Descriptive Research Methods

In quantitative research, descriptive studies are concerned with the functional relationships between variables, hypothesis testing, and the development of generalizations across populations. The findings of descriptive studies are valuable in that they provide information that enables researchers and practitioners to define specific variables clearly, to determine their current situations, and to see how these variables may relate to other variables. In qualitative approaches, descriptive research is often referred to as a form of naturalistic inquiry; this type of research allows the researcher to observe, document, and detail specific activities within a defined social setting in order to point to transferable findings. In both quantitative and qualitative approaches, descriptive research is marked by its exploration of existing events and conditions that would have happened even if the researcher was not there to observe and document the details. A number of different research methods are commonly used in quantitative and qualitative descriptive studies; the sections that follow will briefly examine the goals of some of these approaches.

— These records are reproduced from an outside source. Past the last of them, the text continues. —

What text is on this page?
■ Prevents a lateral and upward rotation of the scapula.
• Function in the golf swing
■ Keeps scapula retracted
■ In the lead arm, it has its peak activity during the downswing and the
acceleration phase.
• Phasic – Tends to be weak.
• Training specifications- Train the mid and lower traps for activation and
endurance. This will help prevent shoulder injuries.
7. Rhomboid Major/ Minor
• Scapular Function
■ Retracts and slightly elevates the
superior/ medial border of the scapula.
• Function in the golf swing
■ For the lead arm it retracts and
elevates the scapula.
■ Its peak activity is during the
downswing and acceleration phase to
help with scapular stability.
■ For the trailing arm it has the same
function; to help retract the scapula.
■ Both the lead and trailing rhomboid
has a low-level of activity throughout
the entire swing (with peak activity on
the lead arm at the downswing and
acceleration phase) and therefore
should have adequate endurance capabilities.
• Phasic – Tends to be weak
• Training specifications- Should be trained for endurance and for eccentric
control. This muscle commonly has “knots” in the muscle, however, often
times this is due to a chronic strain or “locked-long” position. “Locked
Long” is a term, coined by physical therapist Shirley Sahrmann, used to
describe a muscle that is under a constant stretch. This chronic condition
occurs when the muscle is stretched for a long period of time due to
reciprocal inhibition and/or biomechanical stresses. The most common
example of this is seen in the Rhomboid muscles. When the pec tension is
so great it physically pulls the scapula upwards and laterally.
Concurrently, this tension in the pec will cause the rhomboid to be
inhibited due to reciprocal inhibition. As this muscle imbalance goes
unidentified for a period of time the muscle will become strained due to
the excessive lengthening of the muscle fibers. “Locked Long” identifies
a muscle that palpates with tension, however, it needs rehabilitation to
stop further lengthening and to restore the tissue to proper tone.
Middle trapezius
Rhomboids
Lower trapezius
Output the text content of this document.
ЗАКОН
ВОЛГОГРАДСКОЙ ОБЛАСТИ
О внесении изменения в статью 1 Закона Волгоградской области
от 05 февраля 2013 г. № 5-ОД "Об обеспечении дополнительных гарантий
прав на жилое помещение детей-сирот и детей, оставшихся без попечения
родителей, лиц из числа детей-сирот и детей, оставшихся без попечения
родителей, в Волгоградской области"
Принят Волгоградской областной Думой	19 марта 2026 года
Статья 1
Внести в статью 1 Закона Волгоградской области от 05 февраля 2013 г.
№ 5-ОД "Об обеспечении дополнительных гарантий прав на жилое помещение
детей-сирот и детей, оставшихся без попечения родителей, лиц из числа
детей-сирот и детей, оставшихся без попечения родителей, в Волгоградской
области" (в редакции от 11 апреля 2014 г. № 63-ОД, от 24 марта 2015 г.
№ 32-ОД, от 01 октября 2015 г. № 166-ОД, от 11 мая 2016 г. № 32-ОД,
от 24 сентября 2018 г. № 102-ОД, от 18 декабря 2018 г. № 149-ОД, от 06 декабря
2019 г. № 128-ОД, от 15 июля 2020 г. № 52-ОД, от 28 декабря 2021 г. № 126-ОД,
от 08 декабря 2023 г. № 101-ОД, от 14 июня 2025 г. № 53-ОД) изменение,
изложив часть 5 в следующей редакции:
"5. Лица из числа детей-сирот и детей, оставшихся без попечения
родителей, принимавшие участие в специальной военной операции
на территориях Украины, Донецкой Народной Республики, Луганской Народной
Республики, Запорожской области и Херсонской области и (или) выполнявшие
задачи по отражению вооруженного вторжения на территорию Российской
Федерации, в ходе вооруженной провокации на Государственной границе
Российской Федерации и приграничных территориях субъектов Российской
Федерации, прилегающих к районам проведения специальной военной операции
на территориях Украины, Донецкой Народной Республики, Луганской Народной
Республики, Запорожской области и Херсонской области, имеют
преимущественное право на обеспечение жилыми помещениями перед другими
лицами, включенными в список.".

Questionnaires and Structured Interviews

Methods designed to survey individuals about their experiences, habits, likes and dislikes, or even the number of televisions in their homes are commonly used to gather data from a large sample of a given population at a particular point in time. These methods are designed to generalize to the larger population in order to document the current or past activities and experiences that surround a particular phenomenon. For example, a questionnaire may be designed to identify young people's familiarity with different media outlets, to explore parents' knowledge about treatments for the common cold, or to document the demographic characteristics of new immigrants in rural communities. Large-scale questionnaires and structured interviews typically use some form of probability sampling to select a representative sample of a particular population. These methods take many different forms and can be used across topic areas, including telephone polls (e.g., to solicit voting patterns), mail-in or Web-based questionnaires (e.g., personal shopping habits), and in-person surveys (e.g., in-store product assessments). Researchers must take care to ensure high response rates that will represent the population, as participation rates as low as 15% can be common, especially in e-mail or Web-based surveys.